I lost the car I’d fought savagely to keep on the road to the impound, but not before pawning my tools to and try and save it. I developed bronchitis, and the DA caught up to the temp agency I’d been working at and started taking so much of my check that I couldn’t afford to work there. I didn’t have money for food. I couldn’t pay the rent at the weekly where I stayed. I was already hungry and about to be homeless for real.
The last day I had in the weekly I spent enrolling in a sober living program. I was ashamed to see my kids (had been for a while), I felt unemployable, and unworthy of anyone’s love. The day I committed to being sober, doors that had been welded shut started springing open. I found a job with easily the best employer I’ve ever had. I went to intensive therapy and lived with the craziest muthafuckers I’ve ever met, but I started feeling something I had almost forgotten I could feel: happiness. I knew hope again. I was a drowning man pulled suddenly aboard.

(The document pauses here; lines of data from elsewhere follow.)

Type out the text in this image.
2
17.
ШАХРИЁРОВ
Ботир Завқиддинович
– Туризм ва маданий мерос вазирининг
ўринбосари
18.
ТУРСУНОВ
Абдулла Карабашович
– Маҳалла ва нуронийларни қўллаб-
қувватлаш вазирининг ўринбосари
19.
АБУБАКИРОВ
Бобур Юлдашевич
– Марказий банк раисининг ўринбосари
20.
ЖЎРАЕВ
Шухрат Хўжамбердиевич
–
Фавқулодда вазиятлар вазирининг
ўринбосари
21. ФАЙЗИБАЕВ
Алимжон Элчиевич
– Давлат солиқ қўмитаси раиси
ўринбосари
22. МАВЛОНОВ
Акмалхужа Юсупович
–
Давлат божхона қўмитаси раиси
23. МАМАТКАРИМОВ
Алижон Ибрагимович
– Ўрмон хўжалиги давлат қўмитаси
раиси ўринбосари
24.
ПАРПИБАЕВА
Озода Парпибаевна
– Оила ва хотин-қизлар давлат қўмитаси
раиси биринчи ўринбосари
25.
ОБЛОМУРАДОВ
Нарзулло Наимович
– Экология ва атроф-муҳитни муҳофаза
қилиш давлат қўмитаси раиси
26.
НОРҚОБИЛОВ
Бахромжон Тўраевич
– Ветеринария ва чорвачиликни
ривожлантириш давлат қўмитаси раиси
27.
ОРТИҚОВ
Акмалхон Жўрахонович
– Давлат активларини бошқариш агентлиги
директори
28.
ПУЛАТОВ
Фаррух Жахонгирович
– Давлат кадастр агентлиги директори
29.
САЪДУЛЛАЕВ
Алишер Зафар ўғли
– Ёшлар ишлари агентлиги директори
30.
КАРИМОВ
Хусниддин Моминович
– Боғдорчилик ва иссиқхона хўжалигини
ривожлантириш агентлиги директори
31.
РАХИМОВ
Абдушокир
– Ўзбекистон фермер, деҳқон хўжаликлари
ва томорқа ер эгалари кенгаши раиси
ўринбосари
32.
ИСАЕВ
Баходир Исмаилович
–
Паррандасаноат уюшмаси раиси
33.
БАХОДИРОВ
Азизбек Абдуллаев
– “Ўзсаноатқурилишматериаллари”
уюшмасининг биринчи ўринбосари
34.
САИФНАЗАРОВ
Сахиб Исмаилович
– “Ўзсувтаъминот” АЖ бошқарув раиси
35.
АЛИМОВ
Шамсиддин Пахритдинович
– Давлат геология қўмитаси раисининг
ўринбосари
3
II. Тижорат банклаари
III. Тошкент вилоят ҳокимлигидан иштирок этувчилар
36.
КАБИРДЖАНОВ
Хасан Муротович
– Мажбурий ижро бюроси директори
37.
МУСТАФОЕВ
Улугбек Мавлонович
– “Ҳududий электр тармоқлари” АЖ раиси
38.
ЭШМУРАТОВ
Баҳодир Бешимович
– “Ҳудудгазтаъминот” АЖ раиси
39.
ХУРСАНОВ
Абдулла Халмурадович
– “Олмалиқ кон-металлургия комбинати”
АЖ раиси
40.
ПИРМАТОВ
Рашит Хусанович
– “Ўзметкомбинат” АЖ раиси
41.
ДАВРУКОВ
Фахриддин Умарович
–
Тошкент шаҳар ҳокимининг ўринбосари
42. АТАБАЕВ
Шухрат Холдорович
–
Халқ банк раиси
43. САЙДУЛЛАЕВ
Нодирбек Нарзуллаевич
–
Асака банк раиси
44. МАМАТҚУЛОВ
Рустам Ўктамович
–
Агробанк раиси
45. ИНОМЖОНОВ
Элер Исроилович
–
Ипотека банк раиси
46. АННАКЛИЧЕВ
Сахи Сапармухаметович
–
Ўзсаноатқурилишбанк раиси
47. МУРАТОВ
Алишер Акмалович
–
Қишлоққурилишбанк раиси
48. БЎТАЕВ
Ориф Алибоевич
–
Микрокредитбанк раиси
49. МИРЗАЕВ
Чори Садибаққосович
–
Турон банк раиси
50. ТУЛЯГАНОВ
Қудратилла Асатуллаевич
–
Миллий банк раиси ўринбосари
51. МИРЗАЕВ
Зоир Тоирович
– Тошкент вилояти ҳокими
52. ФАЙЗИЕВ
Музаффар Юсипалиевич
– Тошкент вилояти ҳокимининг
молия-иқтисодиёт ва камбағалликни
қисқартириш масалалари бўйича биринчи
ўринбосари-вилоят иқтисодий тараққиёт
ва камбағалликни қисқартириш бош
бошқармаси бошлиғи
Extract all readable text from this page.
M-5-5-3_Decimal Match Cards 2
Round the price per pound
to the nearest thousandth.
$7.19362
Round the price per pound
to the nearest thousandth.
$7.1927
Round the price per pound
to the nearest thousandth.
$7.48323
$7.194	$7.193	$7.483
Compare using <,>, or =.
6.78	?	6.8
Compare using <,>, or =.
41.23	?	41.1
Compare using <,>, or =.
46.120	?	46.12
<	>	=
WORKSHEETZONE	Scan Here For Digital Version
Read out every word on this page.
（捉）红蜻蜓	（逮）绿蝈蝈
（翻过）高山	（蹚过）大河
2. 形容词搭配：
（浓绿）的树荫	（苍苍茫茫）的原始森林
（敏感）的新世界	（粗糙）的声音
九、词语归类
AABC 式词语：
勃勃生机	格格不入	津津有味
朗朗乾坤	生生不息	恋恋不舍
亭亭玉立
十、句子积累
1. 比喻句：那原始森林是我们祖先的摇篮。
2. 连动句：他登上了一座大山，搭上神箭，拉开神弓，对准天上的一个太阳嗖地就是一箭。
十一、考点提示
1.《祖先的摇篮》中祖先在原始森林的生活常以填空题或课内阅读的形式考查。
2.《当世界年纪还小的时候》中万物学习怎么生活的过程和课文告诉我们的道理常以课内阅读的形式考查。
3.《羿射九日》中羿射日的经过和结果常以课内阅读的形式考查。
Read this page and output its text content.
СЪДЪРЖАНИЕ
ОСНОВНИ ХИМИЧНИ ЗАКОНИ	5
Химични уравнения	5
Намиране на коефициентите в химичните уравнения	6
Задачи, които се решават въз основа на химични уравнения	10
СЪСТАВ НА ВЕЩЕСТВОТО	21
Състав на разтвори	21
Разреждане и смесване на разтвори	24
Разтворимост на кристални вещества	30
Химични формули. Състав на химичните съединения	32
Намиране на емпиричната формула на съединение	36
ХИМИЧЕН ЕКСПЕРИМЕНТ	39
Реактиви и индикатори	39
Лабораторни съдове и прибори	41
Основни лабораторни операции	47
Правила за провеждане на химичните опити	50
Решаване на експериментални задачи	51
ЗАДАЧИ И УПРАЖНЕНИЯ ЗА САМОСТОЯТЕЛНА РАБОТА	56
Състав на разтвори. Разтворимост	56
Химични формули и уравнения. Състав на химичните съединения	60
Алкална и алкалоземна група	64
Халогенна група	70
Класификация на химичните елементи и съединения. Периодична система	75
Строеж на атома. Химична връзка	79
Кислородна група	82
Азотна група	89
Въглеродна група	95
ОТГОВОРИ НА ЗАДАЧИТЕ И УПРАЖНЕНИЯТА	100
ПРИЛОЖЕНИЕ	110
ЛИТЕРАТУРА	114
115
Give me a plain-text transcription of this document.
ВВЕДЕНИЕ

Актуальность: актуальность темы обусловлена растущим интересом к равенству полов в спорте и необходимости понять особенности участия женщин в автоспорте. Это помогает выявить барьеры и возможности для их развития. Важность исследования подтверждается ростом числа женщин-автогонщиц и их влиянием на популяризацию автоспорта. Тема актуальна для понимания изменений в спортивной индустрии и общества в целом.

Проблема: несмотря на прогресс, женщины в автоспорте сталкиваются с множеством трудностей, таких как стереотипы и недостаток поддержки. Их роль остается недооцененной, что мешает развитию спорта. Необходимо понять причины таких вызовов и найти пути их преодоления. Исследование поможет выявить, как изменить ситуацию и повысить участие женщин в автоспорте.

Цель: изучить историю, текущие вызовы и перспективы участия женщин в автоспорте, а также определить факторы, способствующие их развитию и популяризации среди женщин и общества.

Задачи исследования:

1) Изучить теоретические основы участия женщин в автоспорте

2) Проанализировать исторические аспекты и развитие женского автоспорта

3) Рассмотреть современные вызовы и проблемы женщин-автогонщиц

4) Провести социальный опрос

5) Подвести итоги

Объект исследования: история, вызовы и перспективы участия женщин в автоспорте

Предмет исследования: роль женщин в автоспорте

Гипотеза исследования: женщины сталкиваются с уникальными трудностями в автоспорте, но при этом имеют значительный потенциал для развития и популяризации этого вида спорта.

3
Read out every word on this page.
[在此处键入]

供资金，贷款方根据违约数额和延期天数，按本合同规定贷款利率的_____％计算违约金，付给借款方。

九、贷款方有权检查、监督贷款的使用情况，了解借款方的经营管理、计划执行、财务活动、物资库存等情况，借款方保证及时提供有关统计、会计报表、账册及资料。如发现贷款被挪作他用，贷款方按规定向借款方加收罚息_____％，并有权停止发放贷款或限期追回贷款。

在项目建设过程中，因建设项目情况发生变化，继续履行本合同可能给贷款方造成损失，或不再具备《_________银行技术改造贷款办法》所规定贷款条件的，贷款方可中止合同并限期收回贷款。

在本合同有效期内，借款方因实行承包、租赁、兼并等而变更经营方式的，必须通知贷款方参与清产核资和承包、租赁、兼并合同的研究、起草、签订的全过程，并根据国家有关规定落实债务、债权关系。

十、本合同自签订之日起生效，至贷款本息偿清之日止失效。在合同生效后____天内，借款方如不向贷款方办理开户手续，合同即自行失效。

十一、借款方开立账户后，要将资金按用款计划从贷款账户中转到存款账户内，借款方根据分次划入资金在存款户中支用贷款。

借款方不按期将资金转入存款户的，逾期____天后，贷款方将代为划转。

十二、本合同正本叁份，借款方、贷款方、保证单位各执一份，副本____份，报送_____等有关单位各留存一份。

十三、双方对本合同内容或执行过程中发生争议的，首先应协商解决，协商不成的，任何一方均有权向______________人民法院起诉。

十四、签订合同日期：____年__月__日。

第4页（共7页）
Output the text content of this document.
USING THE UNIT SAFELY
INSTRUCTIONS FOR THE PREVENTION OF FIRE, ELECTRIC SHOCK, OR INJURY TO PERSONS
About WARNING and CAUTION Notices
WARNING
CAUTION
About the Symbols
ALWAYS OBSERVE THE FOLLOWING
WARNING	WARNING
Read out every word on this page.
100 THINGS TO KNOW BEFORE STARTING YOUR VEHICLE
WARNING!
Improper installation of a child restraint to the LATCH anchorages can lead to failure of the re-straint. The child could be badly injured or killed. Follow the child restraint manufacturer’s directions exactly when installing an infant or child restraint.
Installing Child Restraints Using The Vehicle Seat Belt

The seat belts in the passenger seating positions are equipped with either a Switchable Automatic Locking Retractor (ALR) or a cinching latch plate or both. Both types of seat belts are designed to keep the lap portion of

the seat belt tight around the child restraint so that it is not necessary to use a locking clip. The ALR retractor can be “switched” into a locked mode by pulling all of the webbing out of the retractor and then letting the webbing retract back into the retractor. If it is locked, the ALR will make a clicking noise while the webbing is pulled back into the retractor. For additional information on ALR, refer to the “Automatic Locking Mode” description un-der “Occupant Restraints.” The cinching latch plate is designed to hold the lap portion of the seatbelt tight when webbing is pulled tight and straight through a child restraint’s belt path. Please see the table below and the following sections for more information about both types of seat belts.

Now, it’s been a long road filled with plenty of slides back into old ways, but as 2025 dawned, a serenity I have never felt so strongly before has taken root in my being. I’m positive, I’m active, I’m actually happy now, not just aching to be that way. And all I can say now is “Thank You.” I rejoice in the gift of each day given to me by Creator God. I feel absolutely lucky to have this measure of peace and confidence in that which is life-affirming.
If you’re going through it, please, please, please never give up. Life is an ever-unfolding wonder.
More haiku
Crazies everywhere
Stumble screaming in the streets
Each night I walk home
I don’t trust at all
The ones who run this country
Always weaving lies
I was full of hate
For too long when I was young
A vile way to live
If Kills Could Look
I am under spiritual attack by my government. The so-called “poison” they used on the roaches has only made them stronger, increasing their predatory weight by more than 155.341%. Bastards even used trained bed bugs on me. I knew it was them because they scanned me in the second grade to procure future infobytes and ways to re-format me. That’s how they found out I was terrified of bed bugs, and the reality of that demonic, government infestation was far more terrible than my childhood imaginings.
I went deep though. I flipped the script as I heard someone cool say once. –on them. I flipped the script on them. I never was good at being cool. The bed bugs tried to eat me, but I ate them first. They’d grow fat on my bloody essence, and I’d replenish my vitals by trapping the fattest, most alpha bugs in-between my molars, which I used to grind them into distasteful chi. O, how they feared me then! Fuck you, police state; I know how you operate. Often you ensnared my bedazzled wits with your psychic propaganda. You even recruited my friends to the CIA for an evening to force me to believe aliens were using LSD to speak to me through the TV.
And they were!
But I had no use for believing that, and it haunts me periodically still.
The Priests of Judas revealed your Eye In The Sky; revelry led to revelation and putrid inner revolution, but the real solution was all illusion. I know, a bit confusing, somewhat amusing, and it’s why for so long I kept right on using. A crazy person accused me of being interested in what she was saying, and I tell truthfully I absolutely was not going to tell the truth because the Truth doesn’t need me to. It’s fine without my spurious help. I always felt bad for Wile E. Coyote, and I know for sure why Charlie Brown kept trying to kick that fucking bitch in the pussy.
Caveat: taking any of these meds seriously is an emotional metal disease infusion, and should be avoided if one feels like being dodgy. And always remember: even if you study as hard as you can, I still won’t understand.